When we asked Tasting Table readers about their favorite kind of fish to cook at home, the top two answers weren't a huge surprise; salmon and tuna topped the list — probably because they're both so flavorful and versatile. Leaner white fish like tilapia and cod didn't fare as well, however. This might be because preparing them well is more demanding — they're often in need of an infusion of flavor.

Fish that's low in fat is an outstanding source of protein, but even WebMD notes that it's an ideal option for those of us who want to eat more seafood but don't really care for fish. Varieties like tilapia, cod, flounder, and sole are so mild that it can take a bit of effort to kick up the flavor. Fortunately, there's one classic sauce worth mastering that will transform your lean fish from humdrum to outstanding. After all, if it's good enough for Julia Child, it should be good enough for anyone.

Almondine is exactly what your lean fish needs

Legend has it that it was sole meunière that truly began Julia Child's love affair with French cuisine. The dish is straightforward — white fish pan-fried in a lemon-butter sauce. An elevated version of this sauce is almondine, which involves toasting sliced almonds with the butter in the pan before adding the lemon juice. 
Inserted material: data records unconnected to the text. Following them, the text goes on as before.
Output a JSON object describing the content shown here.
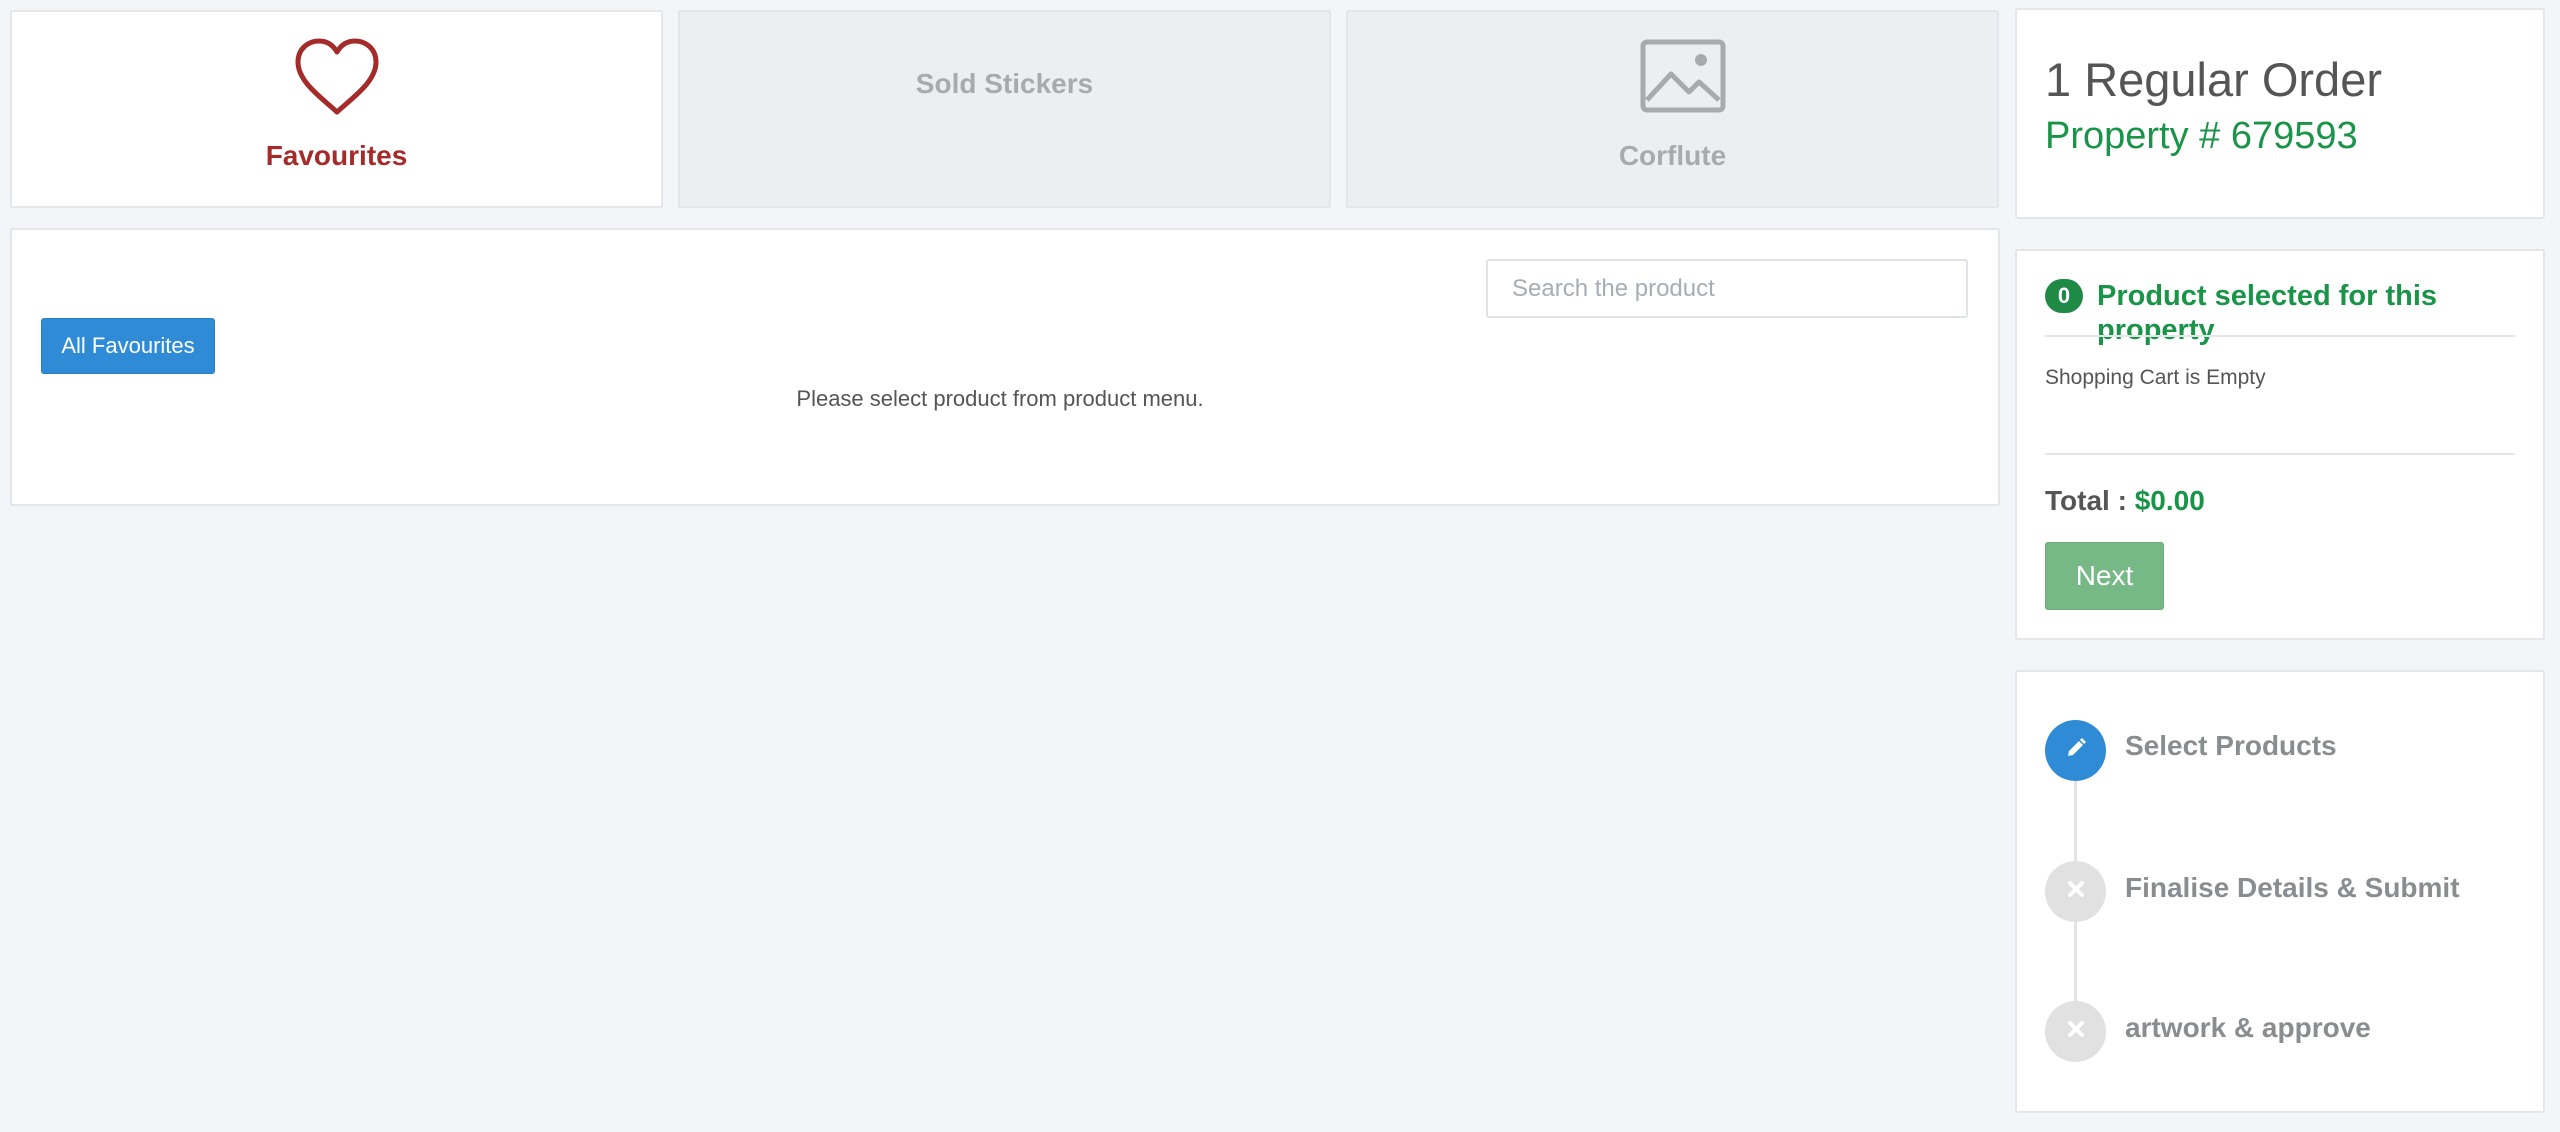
{
  "tabs": [
    {
      "label": "Favourites",
      "icon": "heart-icon",
      "state": "active"
    },
    {
      "label": "Sold Stickers",
      "icon": "",
      "state": "inactive"
    },
    {
      "label": "Corflute",
      "icon": "image-icon",
      "state": "inactive"
    }
  ],
  "main": {
    "search_placeholder": "Search the product",
    "all_favourites_label": "All Favourites",
    "empty_message": "Please select product from product menu."
  },
  "order": {
    "title": "1 Regular Order",
    "property": "Property # 679593"
  },
  "cart": {
    "count": "0",
    "heading": "Product selected for this property",
    "empty_text": "Shopping Cart is Empty",
    "total_label": "Total :",
    "total_value": "$0.00",
    "next_label": "Next"
  },
  "steps": [
    {
      "label": "Select Products",
      "icon": "pencil-icon",
      "state": "active"
    },
    {
      "label": "Finalise Details & Submit",
      "icon": "close-icon",
      "state": "pending"
    },
    {
      "label": "artwork & approve",
      "icon": "close-icon",
      "state": "pending"
    }
  ],
  "colors": {
    "accent_blue": "#2f8bd6",
    "accent_green": "#1a9448",
    "favourite_red": "#a52a2a",
    "next_green": "#76b987"
  }
}
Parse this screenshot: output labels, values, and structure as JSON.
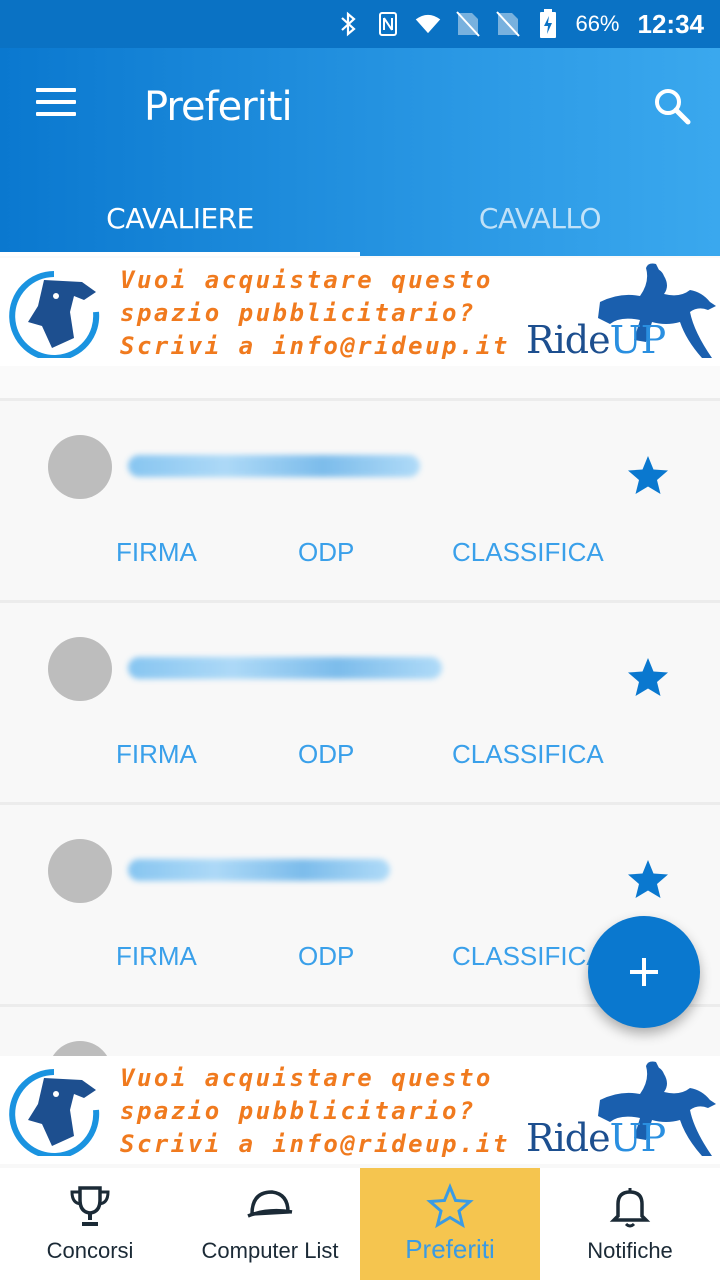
{
  "status_bar": {
    "battery_percent": "66%",
    "time": "12:34",
    "icons": [
      "bluetooth-icon",
      "nfc-icon",
      "wifi-icon",
      "no-sim-icon",
      "no-sim-icon",
      "battery-charging-icon"
    ]
  },
  "app_bar": {
    "title": "Preferiti",
    "tabs": [
      {
        "label": "CAVALIERE",
        "active": true
      },
      {
        "label": "CAVALLO",
        "active": false
      }
    ]
  },
  "ad_banner": {
    "line1": "Vuoi acquistare questo",
    "line2": "spazio pubblicitario?",
    "line3": "Scrivi a info@rideup.it",
    "brand_main": "Ride",
    "brand_accent": "UP"
  },
  "cards": [
    {
      "actions": [
        "FIRMA",
        "ODP",
        "CLASSIFICA"
      ],
      "favorite": true
    },
    {
      "actions": [
        "FIRMA",
        "ODP",
        "CLASSIFICA"
      ],
      "favorite": true
    },
    {
      "actions": [
        "FIRMA",
        "ODP",
        "CLASSIFICA"
      ],
      "favorite": true
    }
  ],
  "bottom_nav": [
    {
      "label": "Concorsi",
      "icon": "trophy-icon",
      "active": false
    },
    {
      "label": "Computer List",
      "icon": "cap-icon",
      "active": false
    },
    {
      "label": "Preferiti",
      "icon": "star-icon",
      "active": true
    },
    {
      "label": "Notifiche",
      "icon": "bell-icon",
      "active": false
    }
  ],
  "colors": {
    "primary": "#0a78cf",
    "accent_text": "#3aa0ea",
    "ad_orange": "#f07a1e",
    "nav_active_bg": "#f5c54f"
  }
}
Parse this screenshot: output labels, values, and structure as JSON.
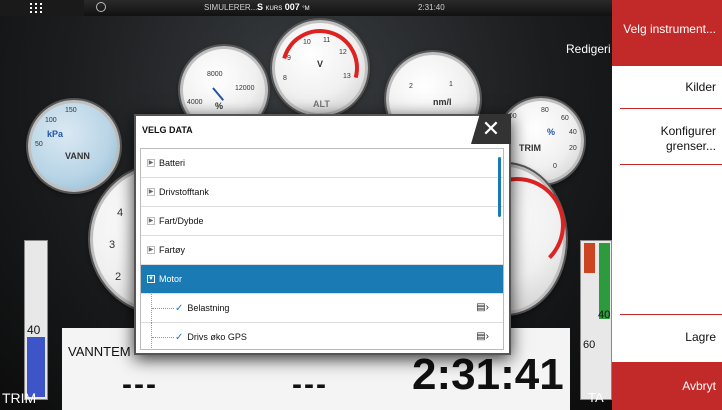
{
  "statusbar": {
    "sim_label": "SIMULERER...",
    "kurs_prefix": "S",
    "kurs_label": "KURS",
    "kurs_value": "007",
    "kurs_unit": "°M",
    "time": "2:31:40"
  },
  "dashboard": {
    "edit_label": "Redigeri",
    "gauges": {
      "kpa": {
        "unit": "kPa",
        "label": "VANN",
        "ticks": [
          "100",
          "150",
          "50"
        ]
      },
      "pct": {
        "ticks": [
          "8000",
          "12000",
          "4000",
          "%"
        ]
      },
      "volt": {
        "unit": "V",
        "label": "ALT",
        "ticks": [
          "9",
          "10",
          "11",
          "12",
          "13",
          "8"
        ]
      },
      "nm": {
        "unit": "nm/l",
        "ticks": [
          "2",
          "1"
        ]
      },
      "trim_gauge": {
        "unit": "%",
        "label": "TRIM",
        "ticks": [
          "100",
          "80",
          "60",
          "40",
          "20",
          "0"
        ]
      },
      "rpm_left_ticks": [
        "4",
        "3",
        "2"
      ]
    },
    "trim_left": {
      "value": "40",
      "label": "TRIM",
      "fraction": 0.4
    },
    "trim_right": {
      "v40": "40",
      "v60": "60",
      "label": "TA"
    },
    "data_panel": {
      "header": "VANNTEM",
      "value1": "---",
      "value2": "---",
      "clock": "2:31:41"
    }
  },
  "modal": {
    "title": "VELG DATA",
    "close_glyph": "✕",
    "items": [
      {
        "label": "Batteri",
        "expanded": false
      },
      {
        "label": "Drivstofftank",
        "expanded": false
      },
      {
        "label": "Fart/Dybde",
        "expanded": false
      },
      {
        "label": "Fartøy",
        "expanded": false
      },
      {
        "label": "Motor",
        "expanded": true,
        "selected": true
      }
    ],
    "subitems": [
      {
        "label": "Belastning",
        "checked": true,
        "icon": "options-icon"
      },
      {
        "label": "Drivs øko GPS",
        "checked": true,
        "icon": "options-icon"
      }
    ]
  },
  "menu": {
    "title": "Velg instrument...",
    "source": "Kilder",
    "configure": "Konfigurer grenser...",
    "save": "Lagre",
    "cancel": "Avbryt",
    "accent": "#c22a2a"
  }
}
Almondine has all the tart, rich goodness of the original, plus a craveable crunchy texture. The sauce makes up for what lean fish lacks — flavor and fat. And better yet, it isn't limited to seafood like trout, flounder, or tilapia. Far from it! It's also a divine way to jazz up green beans.

Although almondine (which is sometimes spelled "amandine," after the French name for the preparation) is easy to make in terms of its ingredients, a little experience is useful to ensure those humble components combine flawlessly. Perfectly browned butter, just-done lean fish, lightly toasted almonds, and lemon juice added at just the right moment join together to create a simple yet elevated meal.